DNA testing was just one aspect of evidence the court accepted this week in a case of aggravated burglary, indecent assault, abduction and robbery.
Dave Kennedy Whittaker was found guilty of all charges as they related to an incident that occurred in October 2004. It occurred in a part of Grand Cayman where electricity had not yet been restored after the destruction caused by Hurricane Ivan the previous month.
There was no doubt that a woman was sexually assaulted by someone who entered the house she was staying in. The intruder had a knife and tied her up. He demanded she perform oral sex, later taking her to another house and a beach, repeating his demands.
After taking her back to the house she had been staying in, he took money. He made another demand and indicated he would kill her if she did not comply.
The woman ran to a neighbour’s house as the man left. Police were called and Whittaker was arrested several hours later.
He maintained his innocence and chose to be tried by judge alone. Mrs. Justice Margaret Ramsay-Hale conducted the trial.
She delivered her judgment on Wednesday, noting that the primary issue of fact was whether the woman had correctly identified her assailant.
Evidence included the victim’s her identification of him at an ID parade and the testing of DNA from sperm found on the shirt the woman was wearing at the time of the assaults.
Whittaker, who initially chose to represent himself, had challenged the evidence. He alleged it was manufactured by police to make a case against him, ostensibly because of his previous conviction for a similar offence.
Mrs. Justice Ramsay-Hale summarised the defence objections to identification evidence, as put forward by Attorney Keith Collins.
The woman’s identification of Whittaker was made in very difficult circumstances, at night, in darkness unrelieved by street lights or any other electric light. She did not know him and shortly after the incident started he had put a towel over her head.
Mr. Collins suggested that the woman had only the briefest of opportunities to view her assailant and only the light of the moon by which to see him.
It was agreed that the woman’s identification required special caution. The woman had listed instances in which the towel slipped or was moved. The judge said the woman had shown presence of mind to use such opportunities to observe the man.
The woman kept her wits about her, the judge commented. When the towel fell off the woman’s head she retrieved it and replaced it, telling her assailant, ‘I don’t want to see your face. I don’t want you to kill me.’ She had shown both an awareness of the need to see his face and the need to hide that fact from him.
The circumstances were difficult, but not so difficult as to rob the woman of the capacity to think and see clearly, the judge summarised. She was satisfied there was sufficient light and sufficient time to view the assailant.
As to the identification parade, the judge accepted the Crown’s evidence of how the parade was conducted. The Defence suggested that an officer had told the woman the number of the man he wanted her to identify.
But according to the inspector who conducted the parade, he gave the numbers to one of the parade participants. That man in turn distributed the numbers to others, so there was no way the officer knew which number Whittaker had.
As to the DNA testing, the Defence established that police did take an oral swab from Whittaker after other swabs had already been taken from him by a doctor. The Defence suggested that this second swab was used to plant Whittaker’s DNA on the shirt the woman wore that night.
The judge found no merit in this suggestion because the DNA expert made it clear that what he tested was DNA from sperm, not from the type of cells as would be found in the mouth.
The DNA from the shirt was compared to a known DNA sample from Whittaker.
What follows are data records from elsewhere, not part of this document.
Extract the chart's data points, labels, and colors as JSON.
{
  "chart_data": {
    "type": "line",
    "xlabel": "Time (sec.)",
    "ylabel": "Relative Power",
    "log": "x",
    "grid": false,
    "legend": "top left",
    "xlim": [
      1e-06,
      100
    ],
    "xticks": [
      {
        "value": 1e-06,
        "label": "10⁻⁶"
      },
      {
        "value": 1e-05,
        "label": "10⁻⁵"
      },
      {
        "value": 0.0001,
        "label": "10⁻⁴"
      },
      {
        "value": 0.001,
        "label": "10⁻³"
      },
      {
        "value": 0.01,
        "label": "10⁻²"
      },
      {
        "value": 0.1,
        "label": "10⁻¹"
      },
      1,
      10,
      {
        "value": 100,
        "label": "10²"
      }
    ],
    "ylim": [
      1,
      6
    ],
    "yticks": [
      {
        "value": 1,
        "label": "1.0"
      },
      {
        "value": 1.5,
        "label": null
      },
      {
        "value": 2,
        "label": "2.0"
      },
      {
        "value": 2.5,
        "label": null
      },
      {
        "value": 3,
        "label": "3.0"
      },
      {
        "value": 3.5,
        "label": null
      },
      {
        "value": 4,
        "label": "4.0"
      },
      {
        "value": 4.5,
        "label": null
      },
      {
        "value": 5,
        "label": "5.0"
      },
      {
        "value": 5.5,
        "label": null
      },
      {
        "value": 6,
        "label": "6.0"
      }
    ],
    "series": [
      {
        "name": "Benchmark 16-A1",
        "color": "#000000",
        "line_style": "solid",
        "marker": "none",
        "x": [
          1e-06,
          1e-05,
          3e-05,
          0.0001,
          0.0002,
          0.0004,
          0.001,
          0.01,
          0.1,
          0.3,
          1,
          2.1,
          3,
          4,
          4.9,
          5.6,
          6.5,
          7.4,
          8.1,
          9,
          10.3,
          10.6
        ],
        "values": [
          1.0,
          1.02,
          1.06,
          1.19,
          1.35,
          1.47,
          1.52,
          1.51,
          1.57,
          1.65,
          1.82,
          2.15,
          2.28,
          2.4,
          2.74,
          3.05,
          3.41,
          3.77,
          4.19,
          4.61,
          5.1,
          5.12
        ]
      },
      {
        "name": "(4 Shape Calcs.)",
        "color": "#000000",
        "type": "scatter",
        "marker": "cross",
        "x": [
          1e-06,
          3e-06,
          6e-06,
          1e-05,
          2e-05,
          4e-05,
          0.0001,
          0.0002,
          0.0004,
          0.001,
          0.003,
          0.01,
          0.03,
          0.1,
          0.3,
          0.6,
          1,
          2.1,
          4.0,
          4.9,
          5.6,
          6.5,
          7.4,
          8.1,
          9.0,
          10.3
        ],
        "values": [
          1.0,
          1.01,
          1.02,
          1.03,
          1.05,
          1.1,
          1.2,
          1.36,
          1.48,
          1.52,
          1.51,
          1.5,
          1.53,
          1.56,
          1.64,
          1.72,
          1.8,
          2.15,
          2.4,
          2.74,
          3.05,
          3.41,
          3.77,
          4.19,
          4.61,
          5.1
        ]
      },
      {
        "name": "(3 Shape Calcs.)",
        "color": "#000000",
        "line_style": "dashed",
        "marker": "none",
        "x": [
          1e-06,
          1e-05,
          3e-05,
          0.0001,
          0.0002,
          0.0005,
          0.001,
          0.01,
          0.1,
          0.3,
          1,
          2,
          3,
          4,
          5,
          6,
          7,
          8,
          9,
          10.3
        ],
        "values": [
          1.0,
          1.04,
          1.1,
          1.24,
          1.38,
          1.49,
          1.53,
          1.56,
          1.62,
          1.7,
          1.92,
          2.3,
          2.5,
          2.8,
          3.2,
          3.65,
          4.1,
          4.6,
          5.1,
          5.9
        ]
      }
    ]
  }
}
The expert gave evidence that the probability of the shirt DNA belonging to someone other than Whittaker was a number in probability so large as to defy comprehension.
The judge accepted the expert’s evidence about studies done on inbreeding. He had said that the impact of inbreeding on the statistical frequency of DNA in any given population would not be significant.
The final point made was on the subject of fingerprints. The Defence had said that no fingerprints of the accused were found in the premises where the woman was attacked nor in the vehicle used to take her to another site.
But, the judge pointed out, none of the woman’s fingerprints were found in the bedroom she had occupied. So the absence of fingerprints could not prove that someone was not there. Only the presence of fingerprints can be used to show that someone was there.
Sentencing was adjourned until 11 August at the request of Senior Crown Counsel Adam Roberts, who had conducted the case for the Prosecution.